Grant applications will waste your time
A response to "Rejected Grants Are Good for You" by New Science
Niko McCarty at New Science recently published a post about how “Rejected grants are good for you”. The core claim, that writing grant applications isn’t as big of a waste of time as it seems, is based on a preprint by Kyle Myers which analyzed data from a previous paper about how scientists’ work changed during the COVID-19 pandemic1.
Having recently applied for an NIH grant, I would like to give my own perspective on this. In my experience, some of the output of grant application writing can be transferred to other scientific activities, but I’m not as optimistic about how much this matters.
Taking my recent F31 application as an example, I spent 67 hours working on the initial submission (which was rejected) and 32.5 hours working on the re-submission, for a total of 99.5 hours.
I was able to re-use several figures and paragraphs of text from my F31 application in my recent preprint, and I estimate this saved me about 20 hours of effort. I also will be able to re-use some of the bureaucratic paperwork (with minor to moderate changes) if I apply for more NIH grants in the future. Overall I estimate that out of 99.5 hours spent on the F31 application, I was able to save about 25 hours of effort on subsequent things.

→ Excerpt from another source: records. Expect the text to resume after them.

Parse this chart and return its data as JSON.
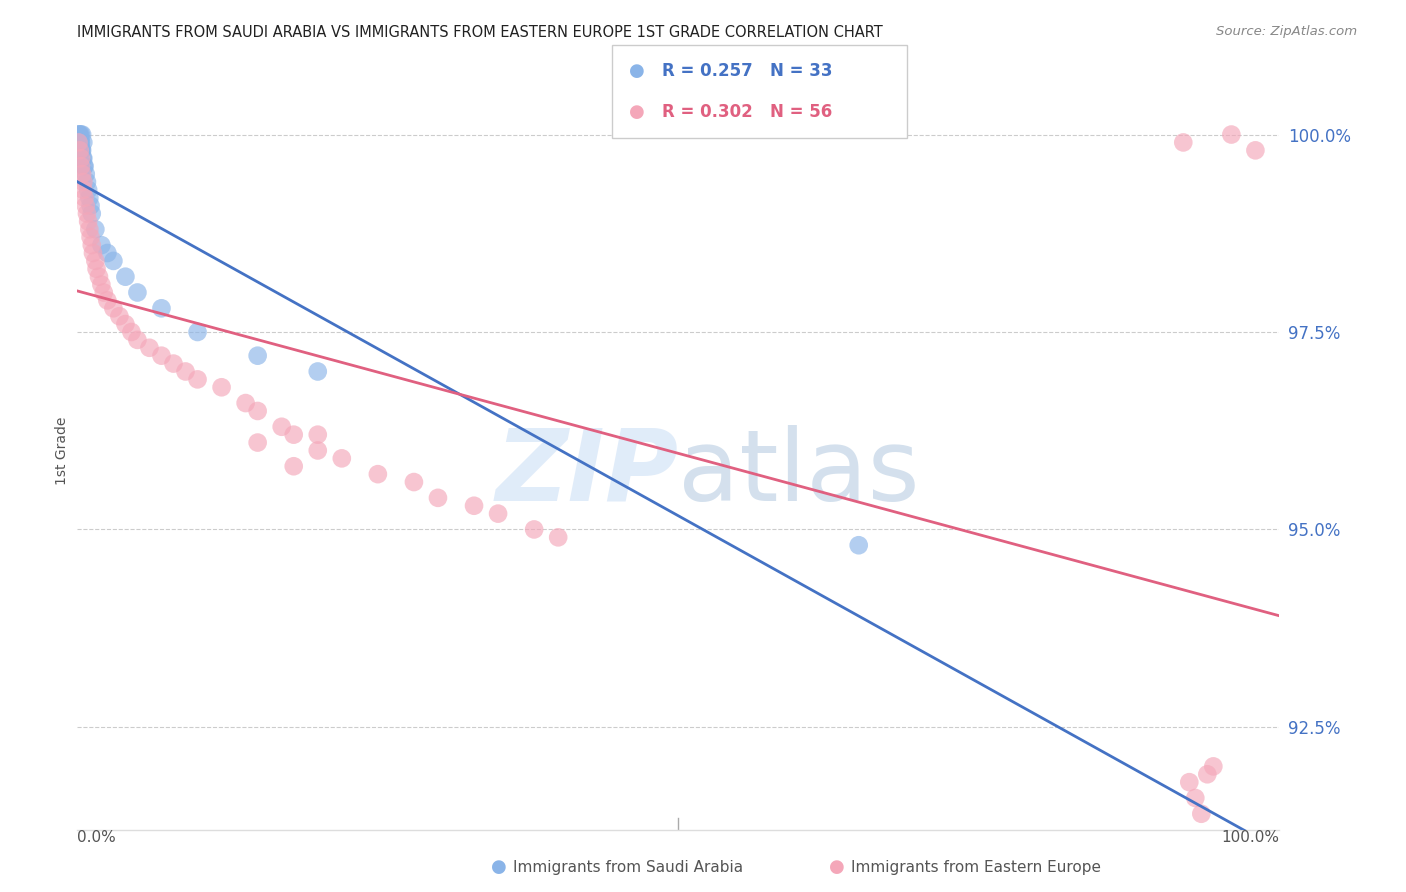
{
  "title": "IMMIGRANTS FROM SAUDI ARABIA VS IMMIGRANTS FROM EASTERN EUROPE 1ST GRADE CORRELATION CHART",
  "source": "Source: ZipAtlas.com",
  "ylabel": "1st Grade",
  "yticks": [
    92.5,
    95.0,
    97.5,
    100.0
  ],
  "ytick_labels": [
    "92.5%",
    "95.0%",
    "97.5%",
    "100.0%"
  ],
  "xlim": [
    0.0,
    100.0
  ],
  "ylim": [
    91.2,
    100.8
  ],
  "blue_color": "#8ab4e8",
  "pink_color": "#f4a7b9",
  "blue_line_color": "#4472c4",
  "pink_line_color": "#e06080",
  "legend_blue_R": "R = 0.257",
  "legend_blue_N": "N = 33",
  "legend_pink_R": "R = 0.302",
  "legend_pink_N": "N = 56",
  "blue_scatter_x": [
    0.1,
    0.2,
    0.2,
    0.3,
    0.3,
    0.3,
    0.4,
    0.4,
    0.5,
    0.5,
    0.6,
    0.7,
    0.8,
    0.9,
    1.0,
    1.1,
    1.2,
    1.5,
    2.0,
    2.5,
    3.0,
    4.0,
    5.0,
    7.0,
    10.0,
    15.0,
    20.0,
    0.15,
    0.25,
    0.35,
    0.45,
    0.55,
    65.0
  ],
  "blue_scatter_y": [
    100.0,
    100.0,
    99.9,
    100.0,
    99.9,
    99.8,
    100.0,
    99.8,
    99.9,
    99.7,
    99.6,
    99.5,
    99.4,
    99.3,
    99.2,
    99.1,
    99.0,
    98.8,
    98.6,
    98.5,
    98.4,
    98.2,
    98.0,
    97.8,
    97.5,
    97.2,
    97.0,
    100.0,
    99.9,
    99.8,
    99.7,
    99.6,
    94.8
  ],
  "pink_scatter_x": [
    0.1,
    0.2,
    0.3,
    0.3,
    0.4,
    0.5,
    0.5,
    0.6,
    0.7,
    0.8,
    0.9,
    1.0,
    1.1,
    1.2,
    1.3,
    1.5,
    1.6,
    1.8,
    2.0,
    2.2,
    2.5,
    3.0,
    3.5,
    4.0,
    4.5,
    5.0,
    6.0,
    7.0,
    8.0,
    9.0,
    10.0,
    12.0,
    14.0,
    15.0,
    17.0,
    18.0,
    20.0,
    22.0,
    25.0,
    28.0,
    30.0,
    33.0,
    35.0,
    38.0,
    40.0,
    15.0,
    18.0,
    20.0,
    92.0,
    96.0,
    98.0,
    92.5,
    93.0,
    93.5,
    94.0,
    94.5
  ],
  "pink_scatter_y": [
    99.9,
    99.8,
    99.7,
    99.6,
    99.5,
    99.4,
    99.3,
    99.2,
    99.1,
    99.0,
    98.9,
    98.8,
    98.7,
    98.6,
    98.5,
    98.4,
    98.3,
    98.2,
    98.1,
    98.0,
    97.9,
    97.8,
    97.7,
    97.6,
    97.5,
    97.4,
    97.3,
    97.2,
    97.1,
    97.0,
    96.9,
    96.8,
    96.6,
    96.5,
    96.3,
    96.2,
    96.0,
    95.9,
    95.7,
    95.6,
    95.4,
    95.3,
    95.2,
    95.0,
    94.9,
    96.1,
    95.8,
    96.2,
    99.9,
    100.0,
    99.8,
    91.8,
    91.6,
    91.4,
    91.9,
    92.0
  ],
  "watermark_zip": "ZIP",
  "watermark_atlas": "atlas",
  "background_color": "#ffffff",
  "grid_color": "#cccccc",
  "right_axis_color": "#4472c4",
  "title_color": "#222222",
  "source_color": "#888888",
  "label_color": "#555555"
}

This is not too far off from Myers’ statement that “at least one third of the effort spent on applications is scientifically useful”. I think if this hadn’t been my first NIH grant application and I didn’t have to do all the forms from scratch, the 1/3 number would probably be true for me as well.
But in my opinion there’s still a great deal of room for improvement here. It’s definitely not the case that if I didn’t apply for the grant, I wouldn’t have written up my results, made figures, and planned experiments. Furthermore, it wasn’t just me who spent time on my F31 application: the department has a full-time employee to manage grant paperwork, and she probably spent about 8 to 12 hours on my various materials.
As a final note, regarding time tradeoffs:
In a 2018 survey, scientists said that “at least one third of the effort spent on applications is scientifically useful,” Myers says. And "for each additional hour scientists report spending on fundraising, they report spending 6 minutes less engaged directly on their research,” Myers says.
In other words, more fundraising does not mean less research.
In contrast, “when scientists report spending an additional hour on teaching or administrative duties, they report spending 24 minutes less on their research."
In my experience, this is largely because teaching and administrative duties take place during normal workday hours and directly conflict with research, whereas grant writing can be done late at night, and trades off against things like sleeping, or spending time with family (or blog writing, for me).
There’s definitely a world of difference between the NIH and more agile organizations like New Science or the FTX Futures Fund. Grant applications may be a necessary evil, but their burden should be minimized.
One possible improvement would be to put out an initial call for applications based only on the scientific ideas (since working on those would be more transferrable to other projects), and then ask for bureaucratic information from those applicants whose ideas seem promising. The NIH already does this to some extent with their “Just in Time” forms, but I think this doesn’t go far enough. If you’re going to reject an application, it’s best to do so before wasting too much of the applicant’s time.
Unfortunately the data are not publicly available due to the IRB wanting to preserve participants’ privacy.
How much time would you say you spent on the NSF application?